The paper presents a novel dual-system PIC simulation approach that independently models particle generation and transport, avoiding the need for matching field solvers across density regions.

Findings

Successfully simulates fast ignition with real target densities

Demonstrates the feasibility of the integrated approach

Improves simulation accuracy for high-density plasma interactions

Abstract

An integrated simulation approach fully based upon particle-in-cell (PIC) model is proposed, which involves both fast particle generation via laser solid-density plasma interaction and transport and energy deposition of the particles in extremely high density plasma. It is realized by introducing two independent systems in a simulation, where the fast particle generation is simulated by a full PIC system and the transport and energy deposition computed by a second PIC system with a reduced field solver.

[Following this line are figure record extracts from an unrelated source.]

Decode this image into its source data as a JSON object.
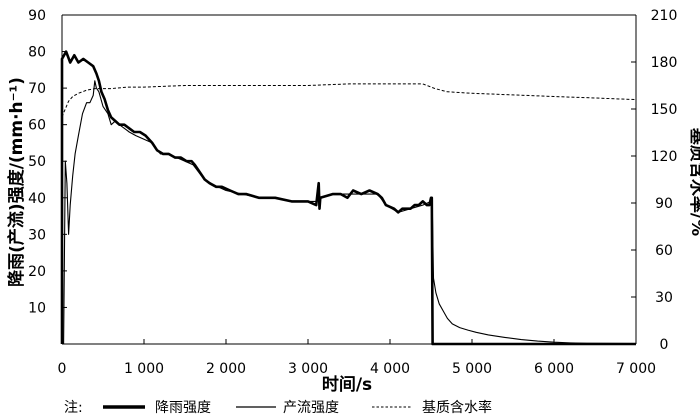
{
  "chart_data": {
    "type": "line",
    "xlabel": "时间/s",
    "ylabel_left": "降雨(产流)强度/(mm·h⁻¹)",
    "ylabel_right": "基质含水率/%",
    "xlim": [
      0,
      7000
    ],
    "ylim_left": [
      0,
      90
    ],
    "ylim_right": [
      0,
      210
    ],
    "xticks": [
      0,
      1000,
      2000,
      3000,
      4000,
      5000,
      6000,
      7000
    ],
    "xtick_labels": [
      "0",
      "1 000",
      "2 000",
      "3 000",
      "4 000",
      "5 000",
      "6 000",
      "7 000"
    ],
    "yticks_left": [
      10,
      20,
      30,
      40,
      50,
      60,
      70,
      80,
      90
    ],
    "yticks_right": [
      0,
      30,
      60,
      90,
      120,
      150,
      180,
      210
    ],
    "grid": false,
    "legend_placement": "bottom",
    "legend_prefix": "注:",
    "series": [
      {
        "name": "降雨强度",
        "axis": "left",
        "style": "thick-solid",
        "points": [
          [
            0,
            0
          ],
          [
            0,
            78
          ],
          [
            50,
            80
          ],
          [
            100,
            77
          ],
          [
            150,
            79
          ],
          [
            200,
            77
          ],
          [
            260,
            78
          ],
          [
            320,
            77
          ],
          [
            380,
            76
          ],
          [
            420,
            74
          ],
          [
            450,
            72
          ],
          [
            480,
            69
          ],
          [
            520,
            67
          ],
          [
            560,
            64
          ],
          [
            600,
            62
          ],
          [
            650,
            61
          ],
          [
            700,
            60
          ],
          [
            760,
            60
          ],
          [
            820,
            59
          ],
          [
            880,
            58
          ],
          [
            950,
            58
          ],
          [
            1020,
            57
          ],
          [
            1100,
            55
          ],
          [
            1160,
            53
          ],
          [
            1230,
            52
          ],
          [
            1300,
            52
          ],
          [
            1380,
            51
          ],
          [
            1450,
            51
          ],
          [
            1520,
            50
          ],
          [
            1580,
            50
          ],
          [
            1620,
            49
          ],
          [
            1680,
            47
          ],
          [
            1740,
            45
          ],
          [
            1800,
            44
          ],
          [
            1880,
            43
          ],
          [
            1950,
            43
          ],
          [
            2050,
            42
          ],
          [
            2150,
            41
          ],
          [
            2250,
            41
          ],
          [
            2400,
            40
          ],
          [
            2600,
            40
          ],
          [
            2800,
            39
          ],
          [
            3000,
            39
          ],
          [
            3100,
            38
          ],
          [
            3130,
            44
          ],
          [
            3140,
            37
          ],
          [
            3150,
            40
          ],
          [
            3300,
            41
          ],
          [
            3400,
            41
          ],
          [
            3480,
            40
          ],
          [
            3550,
            42
          ],
          [
            3650,
            41
          ],
          [
            3750,
            42
          ],
          [
            3850,
            41
          ],
          [
            3900,
            40
          ],
          [
            3950,
            38
          ],
          [
            4050,
            37
          ],
          [
            4100,
            36
          ],
          [
            4150,
            37
          ],
          [
            4250,
            37
          ],
          [
            4300,
            38
          ],
          [
            4350,
            38
          ],
          [
            4400,
            39
          ],
          [
            4450,
            38
          ],
          [
            4480,
            38
          ],
          [
            4500,
            40
          ],
          [
            4510,
            40
          ],
          [
            4520,
            0
          ],
          [
            7000,
            0
          ]
        ]
      },
      {
        "name": "产流强度",
        "axis": "left",
        "style": "thin-solid",
        "points": [
          [
            0,
            0
          ],
          [
            20,
            0
          ],
          [
            40,
            50
          ],
          [
            60,
            44
          ],
          [
            80,
            30
          ],
          [
            100,
            38
          ],
          [
            130,
            46
          ],
          [
            160,
            52
          ],
          [
            200,
            57
          ],
          [
            250,
            63
          ],
          [
            300,
            66
          ],
          [
            340,
            66
          ],
          [
            380,
            68
          ],
          [
            400,
            72
          ],
          [
            420,
            70
          ],
          [
            450,
            69
          ],
          [
            500,
            65
          ],
          [
            560,
            63
          ],
          [
            600,
            60
          ],
          [
            650,
            61
          ],
          [
            700,
            60
          ],
          [
            760,
            59
          ],
          [
            820,
            58
          ],
          [
            900,
            57
          ],
          [
            1000,
            56
          ],
          [
            1100,
            55
          ],
          [
            1200,
            52
          ],
          [
            1300,
            52
          ],
          [
            1400,
            51
          ],
          [
            1500,
            50
          ],
          [
            1600,
            49
          ],
          [
            1700,
            46
          ],
          [
            1800,
            44
          ],
          [
            1900,
            43
          ],
          [
            2000,
            42
          ],
          [
            2200,
            41
          ],
          [
            2400,
            40
          ],
          [
            2600,
            40
          ],
          [
            2800,
            39
          ],
          [
            3000,
            39
          ],
          [
            3100,
            39
          ],
          [
            3150,
            40
          ],
          [
            3300,
            41
          ],
          [
            3500,
            41
          ],
          [
            3700,
            41
          ],
          [
            3850,
            41
          ],
          [
            3950,
            38
          ],
          [
            4100,
            36
          ],
          [
            4250,
            37
          ],
          [
            4400,
            38
          ],
          [
            4500,
            39
          ],
          [
            4515,
            39
          ],
          [
            4530,
            18
          ],
          [
            4560,
            14
          ],
          [
            4600,
            11
          ],
          [
            4650,
            9
          ],
          [
            4700,
            7
          ],
          [
            4760,
            5.5
          ],
          [
            4850,
            4.5
          ],
          [
            4950,
            3.8
          ],
          [
            5050,
            3.2
          ],
          [
            5200,
            2.5
          ],
          [
            5400,
            1.8
          ],
          [
            5600,
            1.2
          ],
          [
            5800,
            0.8
          ],
          [
            6000,
            0.5
          ],
          [
            6200,
            0.3
          ],
          [
            6400,
            0.2
          ],
          [
            7000,
            0.1
          ]
        ]
      },
      {
        "name": "基质含水率",
        "axis": "right",
        "style": "dashed",
        "points": [
          [
            0,
            145
          ],
          [
            40,
            150
          ],
          [
            80,
            155
          ],
          [
            130,
            158
          ],
          [
            200,
            160
          ],
          [
            300,
            162
          ],
          [
            400,
            163
          ],
          [
            600,
            163
          ],
          [
            800,
            164
          ],
          [
            1000,
            164
          ],
          [
            1500,
            165
          ],
          [
            2000,
            165
          ],
          [
            2500,
            165
          ],
          [
            3000,
            165
          ],
          [
            3500,
            166
          ],
          [
            4000,
            166
          ],
          [
            4200,
            166
          ],
          [
            4400,
            166
          ],
          [
            4550,
            163
          ],
          [
            4700,
            161
          ],
          [
            5000,
            160
          ],
          [
            5500,
            159
          ],
          [
            6000,
            158
          ],
          [
            6500,
            157
          ],
          [
            7000,
            156
          ]
        ]
      }
    ]
  }
}
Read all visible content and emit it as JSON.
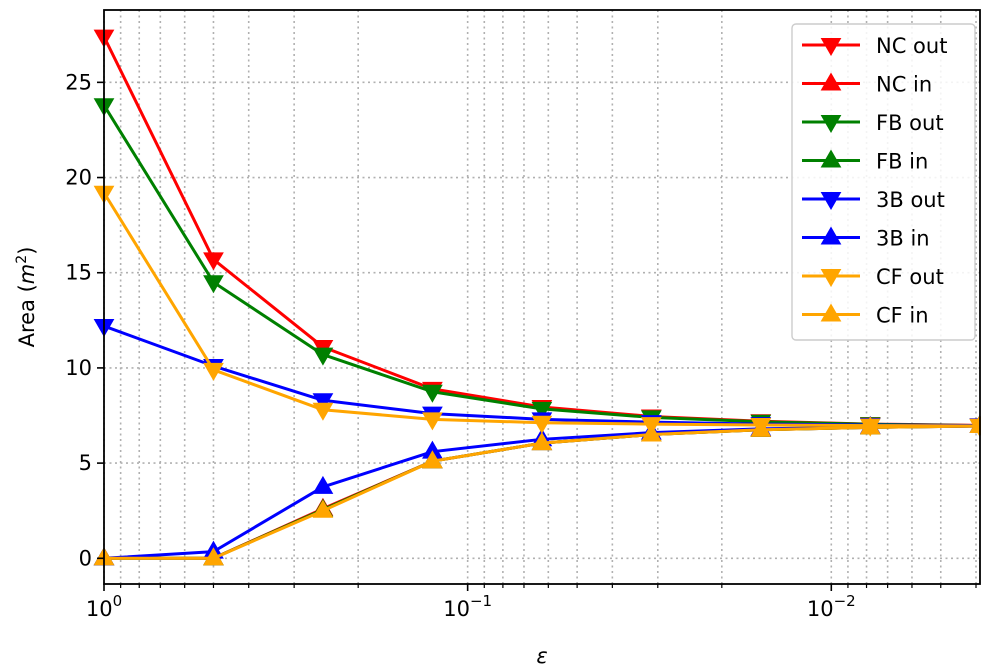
{
  "chart_data": {
    "type": "line",
    "title": "",
    "xlabel": "ε",
    "ylabel": "Area",
    "ylabel_unit": "m",
    "ylabel_unit_exp": "2",
    "x_scale": "log",
    "x_direction": "reversed",
    "xlim": [
      1.0,
      0.0039
    ],
    "ylim": [
      -1.35,
      28.8
    ],
    "y_ticks": [
      0,
      5,
      10,
      15,
      20,
      25
    ],
    "y_tick_labels": [
      "0",
      "5",
      "10",
      "15",
      "20",
      "25"
    ],
    "x_ticks": [
      1,
      0.1,
      0.01
    ],
    "x_tick_labels": [
      {
        "base": "10",
        "exp": "0"
      },
      {
        "base": "10",
        "exp": "−1"
      },
      {
        "base": "10",
        "exp": "−2"
      }
    ],
    "grid": true,
    "legend_position": "top-right",
    "x": [
      1,
      0.5,
      0.25,
      0.125,
      0.0625,
      0.03125,
      0.015625,
      0.0078125,
      0.00390625
    ],
    "series": [
      {
        "name": "NC out",
        "color": "#ff0000",
        "marker": "triangle-down",
        "values": [
          27.4,
          15.7,
          11.1,
          8.9,
          7.95,
          7.45,
          7.2,
          7.05,
          6.98
        ]
      },
      {
        "name": "NC in",
        "color": "#ff0000",
        "marker": "triangle-up",
        "values": [
          0.0,
          0.0,
          2.6,
          5.1,
          6.05,
          6.5,
          6.75,
          6.88,
          6.95
        ]
      },
      {
        "name": "FB out",
        "color": "#008000",
        "marker": "triangle-down",
        "values": [
          23.8,
          14.5,
          10.7,
          8.75,
          7.85,
          7.4,
          7.17,
          7.04,
          6.97
        ]
      },
      {
        "name": "FB in",
        "color": "#008000",
        "marker": "triangle-up",
        "values": [
          0.0,
          0.0,
          2.55,
          5.1,
          6.05,
          6.5,
          6.75,
          6.88,
          6.95
        ]
      },
      {
        "name": "3B out",
        "color": "#0000ff",
        "marker": "triangle-down",
        "values": [
          12.2,
          10.1,
          8.3,
          7.6,
          7.3,
          7.15,
          7.05,
          7.0,
          6.97
        ]
      },
      {
        "name": "3B in",
        "color": "#0000ff",
        "marker": "triangle-up",
        "values": [
          0.0,
          0.35,
          3.75,
          5.6,
          6.25,
          6.6,
          6.8,
          6.9,
          6.95
        ]
      },
      {
        "name": "CF out",
        "color": "#ffa500",
        "marker": "triangle-down",
        "values": [
          19.2,
          9.9,
          7.8,
          7.3,
          7.12,
          7.05,
          7.0,
          6.97,
          6.95
        ]
      },
      {
        "name": "CF in",
        "color": "#ffa500",
        "marker": "triangle-up",
        "values": [
          0.0,
          0.0,
          2.5,
          5.1,
          6.05,
          6.5,
          6.75,
          6.88,
          6.95
        ]
      }
    ]
  }
}
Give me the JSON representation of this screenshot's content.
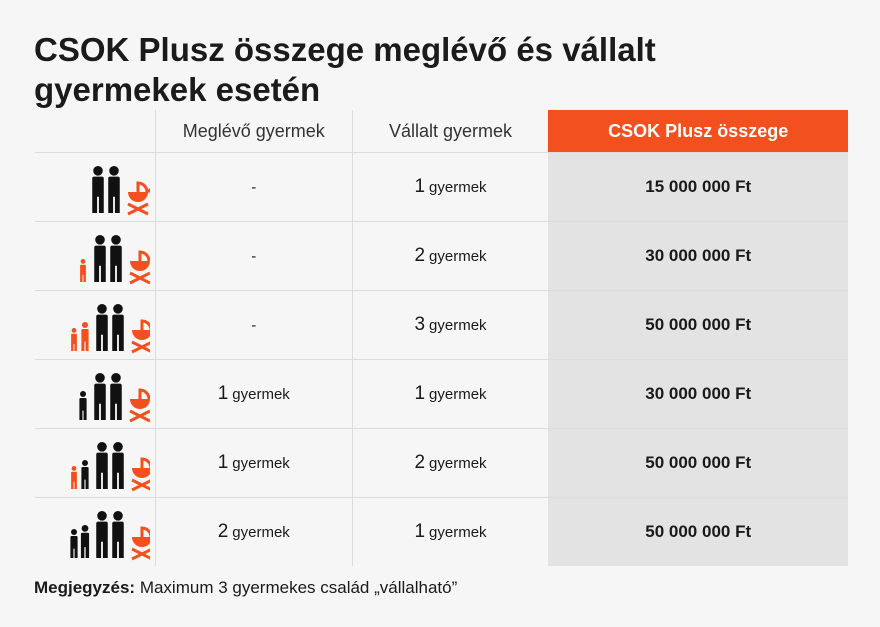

Data of the fast particles generated in the full PIC system are copied to the reduced PIC system in real time as the fast particle source. Unlike a two-region approach, which takes a single PIC system and two field solvers in two plasma density regions, respectively, the present one need not match the field-solvers since the reduced field solver and the full solver adopted respectively in the two systems are independent. A simulation case is presented, which demonstrates that this approach can be applied to integrated simulation of fast ignition with real target densities.